Monde

L'Italie vers des élections anticipées

Slate.fr, mis à jour le 06.09.2010 à 16 h 09

Gianfranco Fini

Gianfranco Fini

«Le PDL est fini.» «Gouverner ne signifie pas  ordonner, mais garantir l’équilibre des pouvoirs».

Dans un discours politique de plus d’une demi heure dimanche 5 septembre à Mirabello, dans le Nord de l’Italie, le président de la chambre des députés Gianfranco Fini a lancé de dures attaques contre Silvio Berlusconi.
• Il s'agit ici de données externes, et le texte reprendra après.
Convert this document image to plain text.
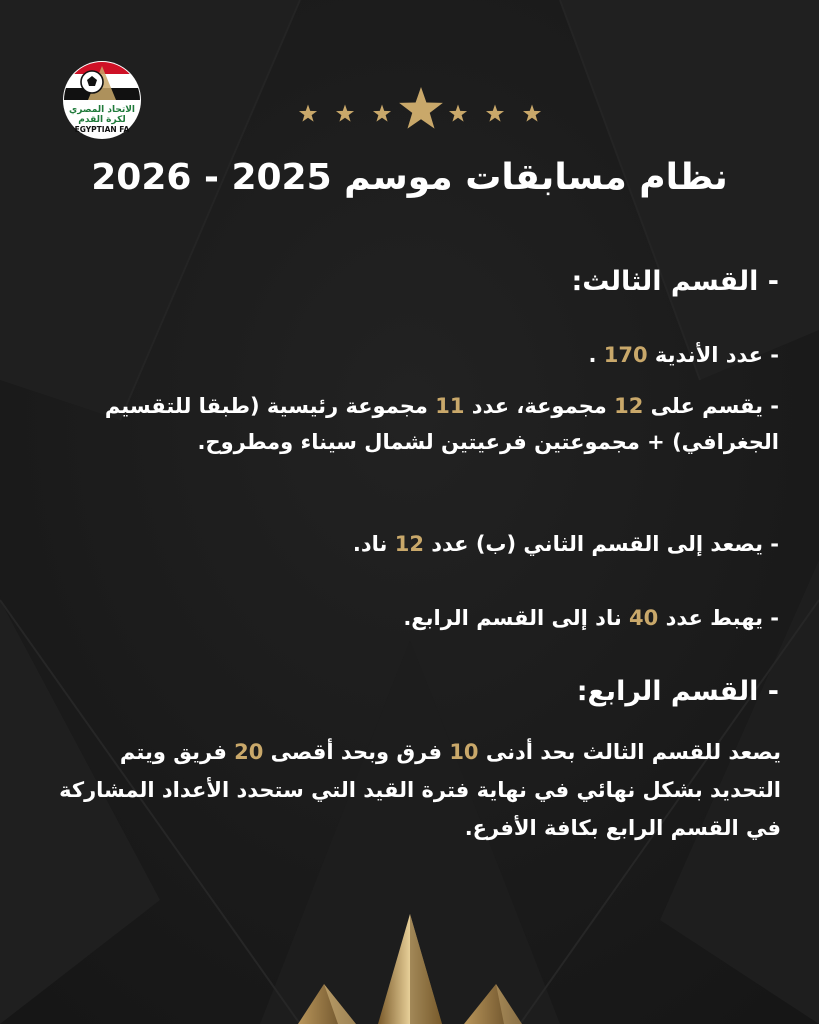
الاتحاد المصري
لكرة القدم
EGYPTIAN FA
نظام مسابقات موسم 2025 - 2026

- القسم الثالث:

- عدد الأندية 170 .

- يقسم على 12 مجموعة، عدد 11 مجموعة رئيسية (طبقا للتقسيم الجغرافي) + مجموعتين فرعيتين لشمال سيناء ومطروح.

- يصعد إلى القسم الثاني (ب) عدد 12 ناد.

- يهبط عدد 40 ناد إلى القسم الرابع.

- القسم الرابع:

يصعد للقسم الثالث بحد أدنى 10 فرق وبحد أقصى 20 فريق ويتم التحديد بشكل نهائي في نهاية فترة القيد التي ستحدد الأعداد المشاركة في القسم الرابع بكافة الأفرع.
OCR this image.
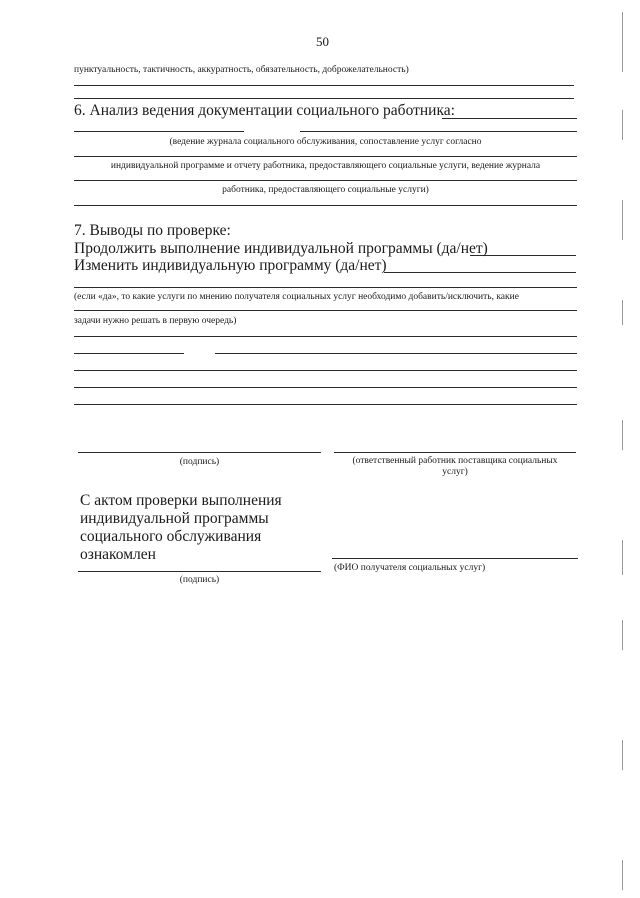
50
пунктуальность, тактичность, аккуратность, обязательность, доброжелательность)
6. Анализ ведения документации социального работника:
(ведение журнала социального обслуживания, сопоставление услуг согласно
индивидуальной программе и отчету работника, предоставляющего социальные услуги, ведение журнала
работника, предоставляющего социальные услуги)
7. Выводы по проверке:
Продолжить выполнение индивидуальной программы (да/нет)
Изменить индивидуальную программу (да/нет)
(если «да», то какие услуги по мнению получателя социальных услуг необходимо добавить/исключить, какие
задачи нужно решать в первую очередь)
(подпись)	(ответственный работник поставщика социальных
услуг)
С актом проверки выполнения
индивидуальной программы
социального обслуживания
ознакомлен
(ФИО получателя социальных услуг)
(подпись)
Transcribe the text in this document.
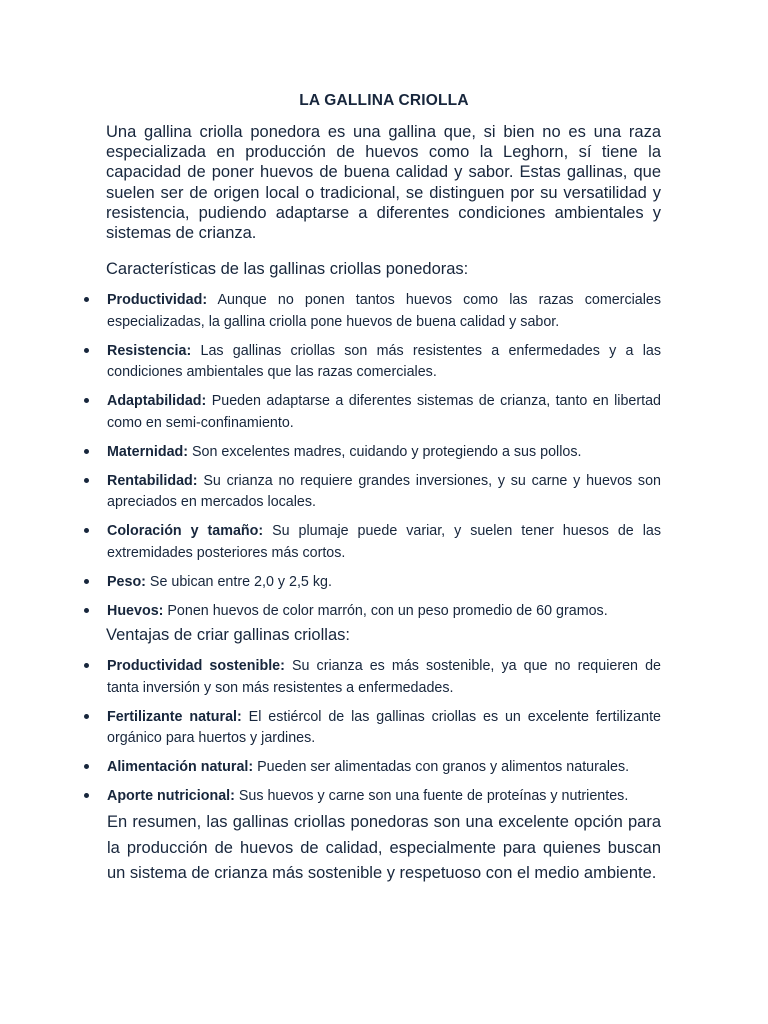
LA GALLINA CRIOLLA

Una gallina criolla ponedora es una gallina que, si bien no es una raza especializada en producción de huevos como la Leghorn, sí tiene la capacidad de poner huevos de buena calidad y sabor. Estas gallinas, que suelen ser de origen local o tradicional, se distinguen por su versatilidad y resistencia, pudiendo adaptarse a diferentes condiciones ambientales y sistemas de crianza.

Características de las gallinas criollas ponedoras:

Productividad: Aunque no ponen tantos huevos como las razas comerciales especializadas, la gallina criolla pone huevos de buena calidad y sabor.
Resistencia: Las gallinas criollas son más resistentes a enfermedades y a las condiciones ambientales que las razas comerciales.
Adaptabilidad: Pueden adaptarse a diferentes sistemas de crianza, tanto en libertad como en semi-confinamiento.
Maternidad: Son excelentes madres, cuidando y protegiendo a sus pollos.
Rentabilidad: Su crianza no requiere grandes inversiones, y su carne y huevos son apreciados en mercados locales.
Coloración y tamaño: Su plumaje puede variar, y suelen tener huesos de las extremidades posteriores más cortos.
Peso: Se ubican entre 2,0 y 2,5 kg.
Huevos: Ponen huevos de color marrón, con un peso promedio de 60 gramos.

Ventajas de criar gallinas criollas:

Productividad sostenible: Su crianza es más sostenible, ya que no requieren de tanta inversión y son más resistentes a enfermedades.
Fertilizante natural: El estiércol de las gallinas criollas es un excelente fertilizante orgánico para huertos y jardines.
Alimentación natural: Pueden ser alimentadas con granos y alimentos naturales.
Aporte nutricional: Sus huevos y carne son una fuente de proteínas y nutrientes.

En resumen, las gallinas criollas ponedoras son una excelente opción para la producción de huevos de calidad, especialmente para quienes buscan un sistema de crianza más sostenible y respetuoso con el medio ambiente.
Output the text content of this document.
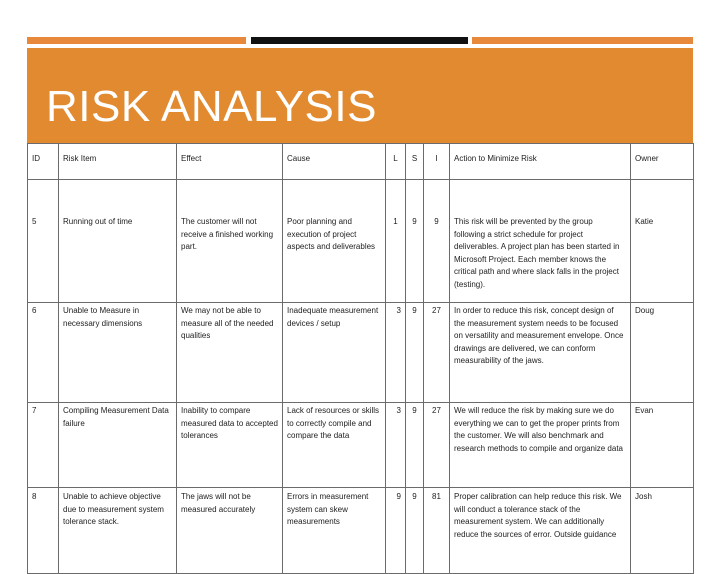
RISK ANALYSIS
ID	Risk Item	Effect	Cause	L	S	I	Action to Minimize Risk	Owner
5	Running out of time	The customer will not receive a finished working part.	Poor planning and execution of project aspects and deliverables	1	9	9	This risk will be prevented by the group following a strict schedule for project deliverables. A project plan has been started in Microsoft Project. Each member knows the critical path and where slack falls in the project (testing).	Katie
6	Unable to Measure in necessary dimensions	We may not be able to measure all of the needed qualities	Inadequate measurement devices / setup	3	9	27	In order to reduce this risk, concept design of the measurement system needs to be focused on versatility and measurement envelope. Once drawings are delivered, we can conform measurability of the jaws.	Doug
7	Compiling Measurement Data failure	Inability to compare measured data to accepted tolerances	Lack of resources or skills to correctly compile and compare the data	3	9	27	We will reduce the risk by making sure we do everything we can to get the proper prints from the customer. We will also benchmark and research methods to compile and organize data	Evan
8	Unable to achieve objective due to measurement system tolerance stack.	The jaws will not be measured accurately	Errors in measurement system can skew measurements	9	9	81	Proper calibration can help reduce this risk. We will conduct a tolerance stack of the measurement system. We can additionally reduce the sources of error. Outside guidance	Josh
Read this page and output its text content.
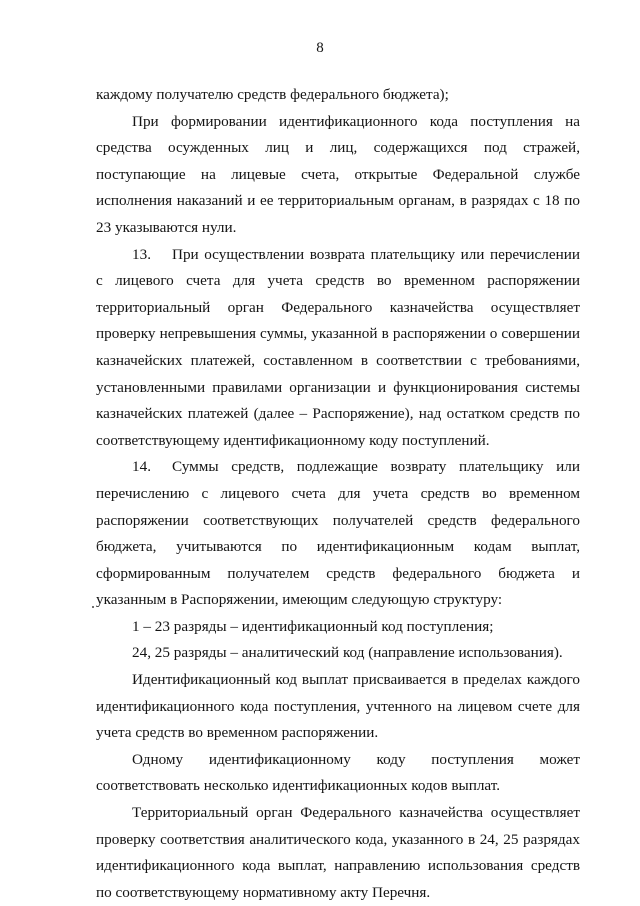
8

каждому получателю средств федерального бюджета);

При формировании идентификационного кода поступления на средства осужденных лиц и лиц, содержащихся под стражей, поступающие на лицевые счета, открытые Федеральной службе исполнения наказаний и ее территориальным органам, в разрядах с 18 по 23 указываются нули.

13. При осуществлении возврата плательщику или перечислении с лицевого счета для учета средств во временном распоряжении территориальный орган Федерального казначейства осуществляет проверку непревышения суммы, указанной в распоряжении о совершении казначейских платежей, составленном в соответствии с требованиями, установленными правилами организации и функционирования системы казначейских платежей (далее – Распоряжение), над остатком средств по соответствующему идентификационному коду поступлений.

14. Суммы средств, подлежащие возврату плательщику или перечислению с лицевого счета для учета средств во временном распоряжении соответствующих получателей средств федерального бюджета, учитываются по идентификационным кодам выплат, сформированным получателем средств федерального бюджета и указанным в Распоряжении, имеющим следующую структуру:

1 – 23 разряды – идентификационный код поступления;

24, 25 разряды – аналитический код (направление использования).

Идентификационный код выплат присваивается в пределах каждого идентификационного кода поступления, учтенного на лицевом счете для учета средств во временном распоряжении.

Одному идентификационному коду поступления может соответствовать несколько идентификационных кодов выплат.

Территориальный орган Федерального казначейства осуществляет проверку соответствия аналитического кода, указанного в 24, 25 разрядах идентификационного кода выплат, направлению использования средств по соответствующему нормативному акту Перечня.
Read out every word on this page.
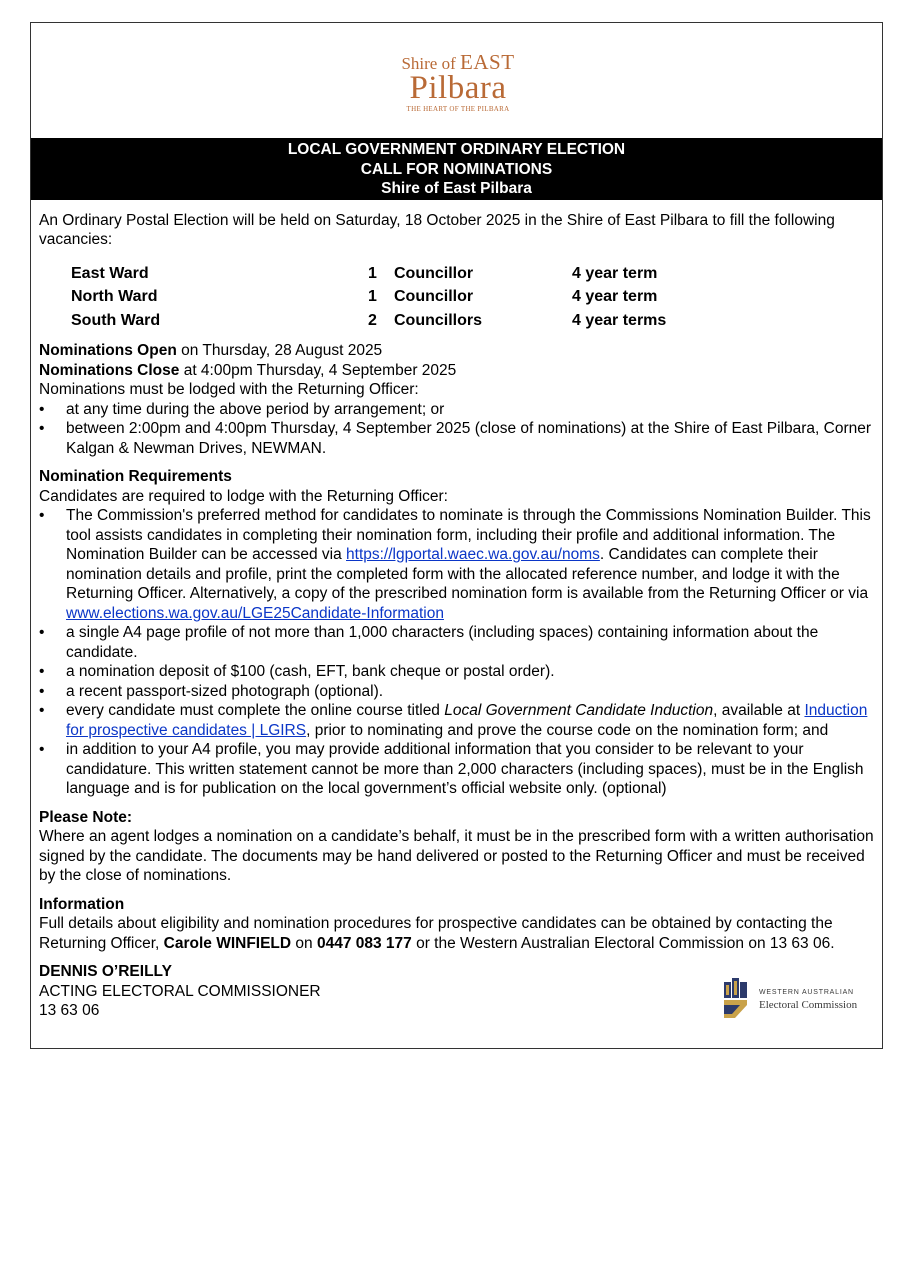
Shire of EAST
Pilbara
THE HEART OF THE PILBARA
LOCAL GOVERNMENT ORDINARY ELECTION
CALL FOR NOMINATIONS
Shire of East Pilbara

An Ordinary Postal Election will be held on Saturday, 18 October 2025 in the Shire of East Pilbara to fill the following vacancies:

East Ward	1	Councillor	4 year term
North Ward	1	Councillor	4 year term
South Ward	2	Councillors	4 year terms

Nominations Open on Thursday, 28 August 2025

Nominations Close at 4:00pm Thursday, 4 September 2025

Nominations must be lodged with the Returning Officer:

• at any time during the above period by arrangement; or
• between 2:00pm and 4:00pm Thursday, 4 September 2025 (close of nominations) at the Shire of East Pilbara, Corner Kalgan & Newman Drives, NEWMAN.

Nomination Requirements

Candidates are required to lodge with the Returning Officer:

• The Commission's preferred method for candidates to nominate is through the Commissions Nomination Builder. This tool assists candidates in completing their nomination form, including their profile and additional information. The Nomination Builder can be accessed via https://lgportal.waec.wa.gov.au/noms. Candidates can complete their nomination details and profile, print the completed form with the allocated reference number, and lodge it with the Returning Officer. Alternatively, a copy of the prescribed nomination form is available from the Returning Officer or via www.elections.wa.gov.au/LGE25Candidate-Information
• a single A4 page profile of not more than 1,000 characters (including spaces) containing information about the candidate.
• a nomination deposit of $100 (cash, EFT, bank cheque or postal order).
• a recent passport-sized photograph (optional).
• every candidate must complete the online course titled Local Government Candidate Induction, available at Induction for prospective candidates | LGIRS, prior to nominating and prove the course code on the nomination form; and
• in addition to your A4 profile, you may provide additional information that you consider to be relevant to your candidature. This written statement cannot be more than 2,000 characters (including spaces), must be in the English language and is for publication on the local government’s official website only. (optional)

Please Note:

Where an agent lodges a nomination on a candidate’s behalf, it must be in the prescribed form with a written authorisation signed by the candidate. The documents may be hand delivered or posted to the Returning Officer and must be received by the close of nominations.

Information

Full details about eligibility and nomination procedures for prospective candidates can be obtained by contacting the Returning Officer, Carole WINFIELD on 0447 083 177 or the Western Australian Electoral Commission on 13 63 06.

DENNIS O’REILLY

ACTING ELECTORAL COMMISSIONER

13 63 06

WESTERN AUSTRALIAN
Electoral Commission
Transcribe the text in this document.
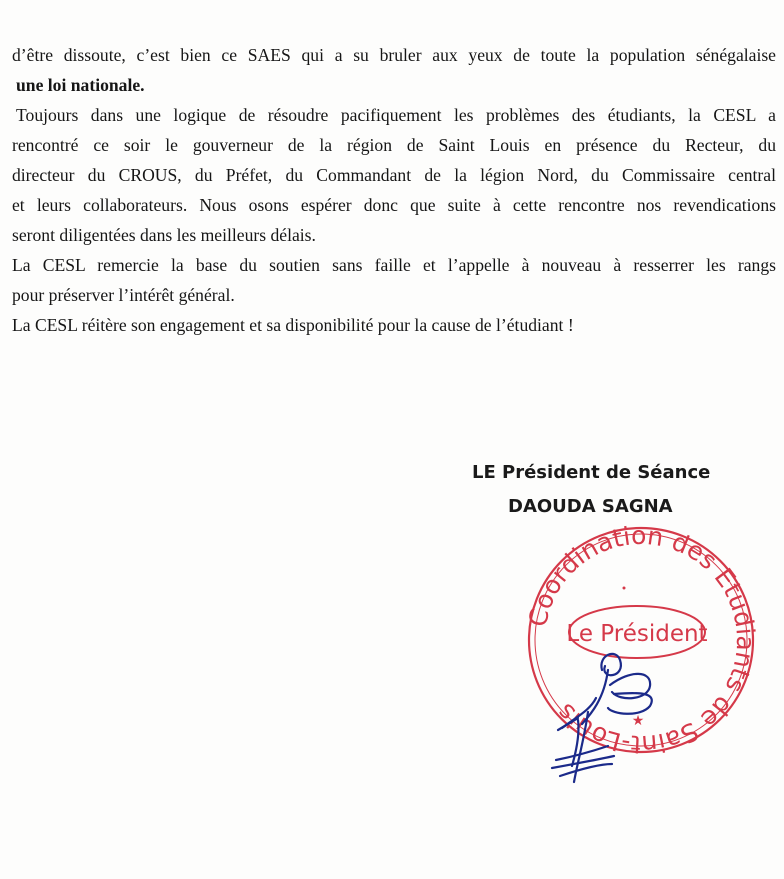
d’être dissoute, c’est bien ce SAES qui a su bruler aux yeux de toute la population sénégalaise

une loi nationale.

Toujours dans une logique de résoudre pacifiquement les problèmes des étudiants, la CESL a

rencontré ce soir le gouverneur de la région de Saint Louis en présence du Recteur, du

directeur du CROUS, du Préfet, du Commandant de la légion Nord, du Commissaire central

et leurs collaborateurs. Nous osons espérer donc que suite à cette rencontre nos revendications

seront diligentées dans les meilleurs délais.

La CESL remercie la base du soutien sans faille et l’appelle à nouveau à resserrer les rangs

pour préserver l’intérêt général.

La CESL réitère son engagement et sa disponibilité pour la cause de l’étudiant !

LE Président de Séance
DAOUDA SAGNA
Coordination des Etudiants de Saint-Louis
Le Président
★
Fini dresse un tableau noir du parti de Berlusconi, le Peuple de la Liberté, écrit le journal Il Fatto Quotidiano.

De la réforme de la justice au fédéralisme fiscal,  «uniquement possible s’il est fait dans l’intérêt de toute l’Italie, et non seulement sa la partie la plus développée», en passant par l’accueil du colonel Kadhafi le 28 août, «une génuflexion indécente» d’après Fini, tout est objet de critiques.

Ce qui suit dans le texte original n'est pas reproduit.